Era una noche oscura—de relámpagos y agua,
caían chuzos del cielo,—no llovía: diluviaba,
cuando salió Don Manuel—a visitar a su dama,
(una señora castiza—joven y bien conservada,
rica a más no poder—de muchas prendas dotada
a la que envidiaban muchas—por lo bien que aparentaba)
que a nadie le duelen prendas—cuando de amores se trata
y en casos semejantes—fácilmente hace burradas.
Iba de punta en blanco,—de acicalarse cuidara,
pues las mujeres prefieren—al macho de fina estampa
que les entra por los ojos—y ante los cuales se ufana
de ser el más bien vestido—que en toda la ciudad campa.
Se echara tinte en el pelo—porque no vieran las canas
que ya asomaban la oreja—pese a su edad no avanzada.
Nadie está salvo de ellas—son maldición y son plaga
del que presume de joven—aun cuando las piernas fallan;
lo dicen un viejo verde—un viejo verde lo llaman.
Y para añadir al conjunto—un algo más de prestancia,
se pusiera en el sombrero—tres plumas de aves raras,
una de pavo real—y dos de cuervos y garzas,
una amarilla limón—y dos de verde manzana,
que de Brasil la bandera—sugerían y apuntaban.
El verlas era una gloria—y hasta al más triste alegraba.
En llegando a un callejón—estrecho y oscuro a manta,
donde no viera un carajo—ni de un lince la mirada,
ved ahí que lo acomete—de gamberros una panda
que aquella noche salieran —de juerga, orgía y de farra
y sin sentir compasión—lo tunden a puñaladas.
Mala la hubisteis franceses—aquella aciaga jornada,
hubieran dicho las crónicas—que antiguamente se usaban
para contar el suceso—famoso donde los haya,
del paso de Roncesvalles—donde Roldán la palmara
cuando el carolingio imperio—en toda Europa imperaba.
Que no duran ni un suspiro—las glorias dichas humanas.
Nuestro héroe, don Manuel—como un becerro sangraba
cuando en el matadero—le han dado ya la puntada.
Pero por suerte lo logra—echando las boqueadas,
llegar al barrio en que vive—y al portal de su casa
donde su esposa querida—casi en vela lo esperaba.
Apenas le quedan fuerzas,—ase con fuerza la aldaba
la deja caer tres veces—y espera a que le abran.
La puerta, de grueso roble, —le permanece cerrada.

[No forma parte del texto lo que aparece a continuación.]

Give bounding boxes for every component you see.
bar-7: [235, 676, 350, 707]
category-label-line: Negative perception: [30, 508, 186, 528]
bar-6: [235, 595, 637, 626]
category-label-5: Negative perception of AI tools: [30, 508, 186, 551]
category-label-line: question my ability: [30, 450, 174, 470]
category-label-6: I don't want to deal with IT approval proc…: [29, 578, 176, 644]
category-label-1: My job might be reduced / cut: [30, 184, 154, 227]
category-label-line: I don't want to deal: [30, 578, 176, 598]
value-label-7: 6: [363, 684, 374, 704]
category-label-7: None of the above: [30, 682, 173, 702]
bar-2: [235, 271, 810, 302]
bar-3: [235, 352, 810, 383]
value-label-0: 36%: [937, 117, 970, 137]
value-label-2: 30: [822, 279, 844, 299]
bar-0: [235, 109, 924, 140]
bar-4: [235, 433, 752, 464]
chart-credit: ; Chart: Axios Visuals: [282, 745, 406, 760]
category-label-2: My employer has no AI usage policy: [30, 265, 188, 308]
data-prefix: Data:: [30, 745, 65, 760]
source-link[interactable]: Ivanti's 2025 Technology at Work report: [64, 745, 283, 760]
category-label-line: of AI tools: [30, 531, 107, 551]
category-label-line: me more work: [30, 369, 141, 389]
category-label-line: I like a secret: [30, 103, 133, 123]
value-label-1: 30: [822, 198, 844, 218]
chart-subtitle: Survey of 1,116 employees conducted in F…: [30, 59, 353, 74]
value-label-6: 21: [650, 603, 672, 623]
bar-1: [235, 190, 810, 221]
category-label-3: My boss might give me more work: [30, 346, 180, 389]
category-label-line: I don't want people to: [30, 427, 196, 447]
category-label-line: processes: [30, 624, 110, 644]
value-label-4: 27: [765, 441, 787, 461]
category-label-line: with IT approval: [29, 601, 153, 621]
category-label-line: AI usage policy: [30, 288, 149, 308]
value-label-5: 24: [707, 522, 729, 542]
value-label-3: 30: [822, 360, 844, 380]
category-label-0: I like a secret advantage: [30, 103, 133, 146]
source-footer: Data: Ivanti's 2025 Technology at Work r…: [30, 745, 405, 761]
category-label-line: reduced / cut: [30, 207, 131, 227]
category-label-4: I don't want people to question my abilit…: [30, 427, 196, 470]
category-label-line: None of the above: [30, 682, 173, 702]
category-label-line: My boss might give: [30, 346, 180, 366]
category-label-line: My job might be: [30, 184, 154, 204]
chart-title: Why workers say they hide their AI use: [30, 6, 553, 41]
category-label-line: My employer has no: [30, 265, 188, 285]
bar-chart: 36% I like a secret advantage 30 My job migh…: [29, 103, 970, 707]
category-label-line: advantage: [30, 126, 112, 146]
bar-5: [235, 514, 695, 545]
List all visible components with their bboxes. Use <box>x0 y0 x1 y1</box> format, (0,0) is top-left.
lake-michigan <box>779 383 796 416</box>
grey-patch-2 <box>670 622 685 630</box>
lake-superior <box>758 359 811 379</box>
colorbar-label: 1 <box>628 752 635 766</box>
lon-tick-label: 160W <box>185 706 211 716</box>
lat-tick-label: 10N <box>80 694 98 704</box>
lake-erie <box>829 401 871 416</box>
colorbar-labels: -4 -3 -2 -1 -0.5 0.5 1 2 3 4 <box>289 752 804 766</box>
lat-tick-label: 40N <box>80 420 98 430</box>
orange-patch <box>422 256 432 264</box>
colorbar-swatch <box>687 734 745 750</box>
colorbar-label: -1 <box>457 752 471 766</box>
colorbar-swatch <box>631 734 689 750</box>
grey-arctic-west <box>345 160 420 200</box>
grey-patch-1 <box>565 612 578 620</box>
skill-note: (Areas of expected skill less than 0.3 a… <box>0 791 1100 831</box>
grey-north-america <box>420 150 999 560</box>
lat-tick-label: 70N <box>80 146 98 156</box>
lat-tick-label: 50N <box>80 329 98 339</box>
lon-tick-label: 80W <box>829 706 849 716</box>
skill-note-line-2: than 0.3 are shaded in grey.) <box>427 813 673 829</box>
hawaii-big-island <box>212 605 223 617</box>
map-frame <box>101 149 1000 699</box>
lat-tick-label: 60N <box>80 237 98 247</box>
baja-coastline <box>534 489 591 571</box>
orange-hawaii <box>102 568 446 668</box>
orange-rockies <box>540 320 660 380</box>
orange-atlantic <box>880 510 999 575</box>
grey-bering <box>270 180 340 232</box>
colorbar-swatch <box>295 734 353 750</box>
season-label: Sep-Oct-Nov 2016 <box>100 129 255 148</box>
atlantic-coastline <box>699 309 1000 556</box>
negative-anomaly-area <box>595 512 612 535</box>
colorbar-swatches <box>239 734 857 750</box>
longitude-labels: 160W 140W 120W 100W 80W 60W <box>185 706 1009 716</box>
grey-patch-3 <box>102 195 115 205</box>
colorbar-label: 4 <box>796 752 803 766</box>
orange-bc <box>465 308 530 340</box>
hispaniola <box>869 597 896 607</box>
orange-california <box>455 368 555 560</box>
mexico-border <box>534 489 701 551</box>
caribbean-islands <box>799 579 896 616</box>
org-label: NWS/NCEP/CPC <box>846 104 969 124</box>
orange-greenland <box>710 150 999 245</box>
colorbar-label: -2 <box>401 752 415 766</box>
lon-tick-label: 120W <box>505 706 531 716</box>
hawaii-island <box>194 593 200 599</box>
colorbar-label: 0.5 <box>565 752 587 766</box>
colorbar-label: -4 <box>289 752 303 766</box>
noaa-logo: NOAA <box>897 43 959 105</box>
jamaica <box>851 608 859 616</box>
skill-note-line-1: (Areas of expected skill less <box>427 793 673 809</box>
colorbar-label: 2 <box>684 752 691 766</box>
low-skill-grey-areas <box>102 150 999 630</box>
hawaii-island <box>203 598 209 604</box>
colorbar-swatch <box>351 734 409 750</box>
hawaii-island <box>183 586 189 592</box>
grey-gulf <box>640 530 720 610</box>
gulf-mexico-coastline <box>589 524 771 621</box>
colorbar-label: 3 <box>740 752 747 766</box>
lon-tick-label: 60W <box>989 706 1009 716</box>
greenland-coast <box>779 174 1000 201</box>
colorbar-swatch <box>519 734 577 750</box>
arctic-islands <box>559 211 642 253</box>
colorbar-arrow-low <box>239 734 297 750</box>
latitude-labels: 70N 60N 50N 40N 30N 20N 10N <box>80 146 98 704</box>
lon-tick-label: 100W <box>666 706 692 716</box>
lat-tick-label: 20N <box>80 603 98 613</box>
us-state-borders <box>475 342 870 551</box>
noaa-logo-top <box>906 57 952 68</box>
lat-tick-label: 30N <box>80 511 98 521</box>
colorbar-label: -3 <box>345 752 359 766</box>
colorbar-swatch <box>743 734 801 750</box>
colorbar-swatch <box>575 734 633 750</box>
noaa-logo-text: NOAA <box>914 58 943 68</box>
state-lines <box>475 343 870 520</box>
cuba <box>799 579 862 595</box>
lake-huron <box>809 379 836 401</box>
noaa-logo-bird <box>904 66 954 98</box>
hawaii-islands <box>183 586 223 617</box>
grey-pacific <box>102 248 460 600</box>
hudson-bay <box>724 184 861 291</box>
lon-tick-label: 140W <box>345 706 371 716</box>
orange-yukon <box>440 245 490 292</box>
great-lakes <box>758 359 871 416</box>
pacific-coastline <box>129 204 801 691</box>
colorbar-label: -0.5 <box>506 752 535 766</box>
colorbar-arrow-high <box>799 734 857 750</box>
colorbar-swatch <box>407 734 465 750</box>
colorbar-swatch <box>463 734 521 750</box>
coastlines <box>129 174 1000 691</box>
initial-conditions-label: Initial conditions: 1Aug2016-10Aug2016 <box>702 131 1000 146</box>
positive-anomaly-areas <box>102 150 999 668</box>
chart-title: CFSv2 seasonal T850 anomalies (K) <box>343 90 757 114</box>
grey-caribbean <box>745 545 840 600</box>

—Ábreme, Polonia mía,—ábreme, Polonia cara,
que vengo hecho unos zorros—y las heridas me sangran.
Si no me abres aprisa—no tardo nada en palmarla,
dice con acento triste—que llega al fondo del alma.
Y para que en el tintero—cosa ninguna quedara,
añadiera la propina—de estas últimas palabras:
Si hoy me muero, Polonia—dame sepultura santa
en un prado verdeante—en donde el ganado pasta,
al pie de un tejo, mejor—que es árbol que tiene fama
de durar más de un milenio—frente a todas las borrascas,
los huracanes y vientos—que la vida le amenazan.
Añade, a la cabecera —una cruz de cuatro aspas
donde Cristo esté muriendo—antes de entregar el alma,
con un letrero que diga: —«Yace aquí y aquí descansa
quién no murió por amores—ni por suerte equivocada;
sino porque una mala noche—los gamberros lo mataran.»
Y así termina la historia—de aquel hombre, infortunada,
que una noche fatídica—saliera a ver a su dama.
Nadie sabe dónde tiene—la fatal hora marcada.
Estad atentos, nos dice—la santa Biblia en sus páginas
porque el día no sabéis—en que os llegará la Parca.